黄色い目の魚

『猫泥棒と木曜日のキッチン』と読み比べるために佐藤多佳子の『黄色い目の魚』を引っ張り出してきた。山本周五郎賞の候補にもなったはずだ。佐藤さんは『しゃべれどもしゃべれども』が本の雑誌の年間ベスト作品に輝いたこともある俊英。

黄色い目の魚

黄色い目の魚

 きれいな表紙に惚れ惚れする。何度見てもいい。これも青春小説で、男の子と女の子の一人称が交互に書かれている。安定した筆力は見事だ。少年少女の心の機微を描くのも抜群にうまい。最後のほうはちょっとやりすぎかとも思うが、これくらいベタな展開のほうがいいのかもしれない。

 同じように子供を描いていても、橋本紡さんと佐藤多佳子さんはかなりベクトルが違う。橋本さんの作品は読んだ後考えさせられる。文章がうまいので軽く読めてしまうが実はいろいろなことを投げかけている作品だ。佐藤さんの本を読んで改めてそのことを感じた。

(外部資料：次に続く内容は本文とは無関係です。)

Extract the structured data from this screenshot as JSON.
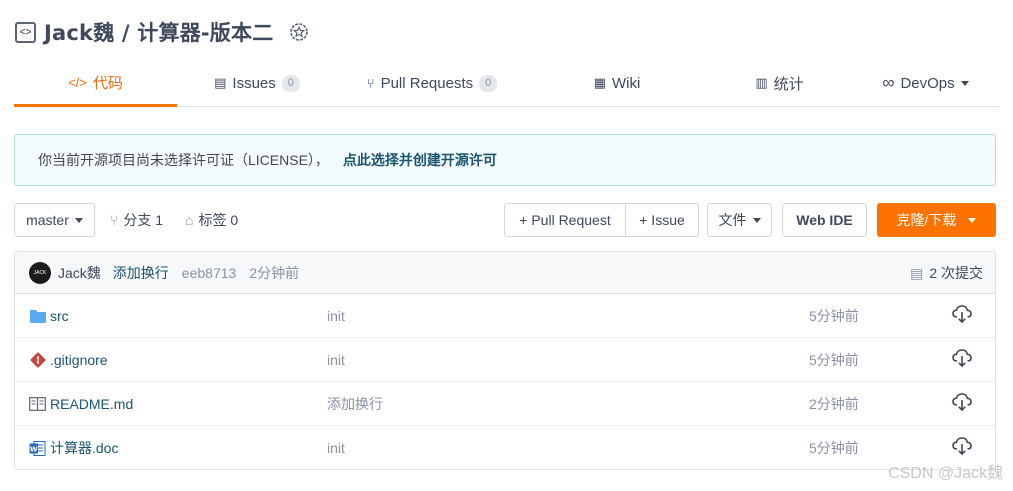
{
  "repo": {
    "title": "Jack魏 / 计算器-版本二",
    "icon": "code-box-icon",
    "badge_icon": "award-badge-icon"
  },
  "tabs": [
    {
      "label": "代码",
      "icon": "</>",
      "icon_name": "code-icon",
      "active": true
    },
    {
      "label": "Issues",
      "icon": "▤",
      "icon_name": "issues-icon",
      "count": "0"
    },
    {
      "label": "Pull Requests",
      "icon": "⑂",
      "icon_name": "pull-request-icon",
      "count": "0"
    },
    {
      "label": "Wiki",
      "icon": "▦",
      "icon_name": "wiki-icon"
    },
    {
      "label": "统计",
      "icon": "▥",
      "icon_name": "stats-icon"
    },
    {
      "label": "DevOps",
      "icon": "∞",
      "icon_name": "devops-icon"
    }
  ],
  "notice": {
    "text": "你当前开源项目尚未选择许可证（LICENSE），",
    "link": "点此选择并创建开源许可"
  },
  "toolbar": {
    "branch": "master",
    "branches_label": "分支 1",
    "tags_label": "标签 0",
    "pull_request_label": "+ Pull Request",
    "issue_label": "+ Issue",
    "file_label": "文件",
    "web_ide_label": "Web IDE",
    "clone_label": "克隆/下载"
  },
  "commit": {
    "author": "Jack魏",
    "message": "添加换行",
    "sha": "eeb8713",
    "time": "2分钟前",
    "count_label": "2 次提交"
  },
  "files": [
    {
      "name": "src",
      "message": "init",
      "time": "5分钟前",
      "icon": "folder-icon"
    },
    {
      "name": ".gitignore",
      "message": "init",
      "time": "5分钟前",
      "icon": "git-icon"
    },
    {
      "name": "README.md",
      "message": "添加换行",
      "time": "2分钟前",
      "icon": "readme-icon"
    },
    {
      "name": "计算器.doc",
      "message": "init",
      "time": "5分钟前",
      "icon": "word-doc-icon"
    }
  ],
  "watermark": "CSDN @Jack魏",
  "colors": {
    "accent": "#fe7300",
    "link": "#1b5570",
    "notice_bg": "#f3fbfc",
    "notice_border": "#a9d8de"
  }
}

 評価 70点 二度読むに足る本でした。表紙が本当にきれい。



ガールズ・ブルー (teens’ best selections)

ガールズ・ブルー (teens’ best selections)

 バッテリーで一気にブレイクした感のあるあさのあつこさんの作品。刊行が2003年なので、ブレイク前の話だろうか。地方都市の底辺校に通う女の子が主人公で、その一人称で描かれている。退屈で物足りないそれでも大切な時間。
 やはりあさのあつこはうまい。簡潔な描写が物足りないのは児童文学だからしかたないが、それでもうまいと感じさせる筆力がある。人物の配置も巧みだ。子供の嫌な面もちゃんと書いている。ただ書きすぎていて、それがむしろ説教くさくなっているのはどうかと思うが。
 読みながら吉田修一の「water」という作品を思い出していた。あれも青春小説だが、そこに説教くささは微塵もなかった。わたしは児童文学を大切に思っている。しかしこういう時に限界を感じる。
 それでもこの本がいい本であることに変わりはない。ちゃんとした作家が書いたちゃんとした話であると思う。

 評価 70点 わたしの好みではないけれど、いい本です。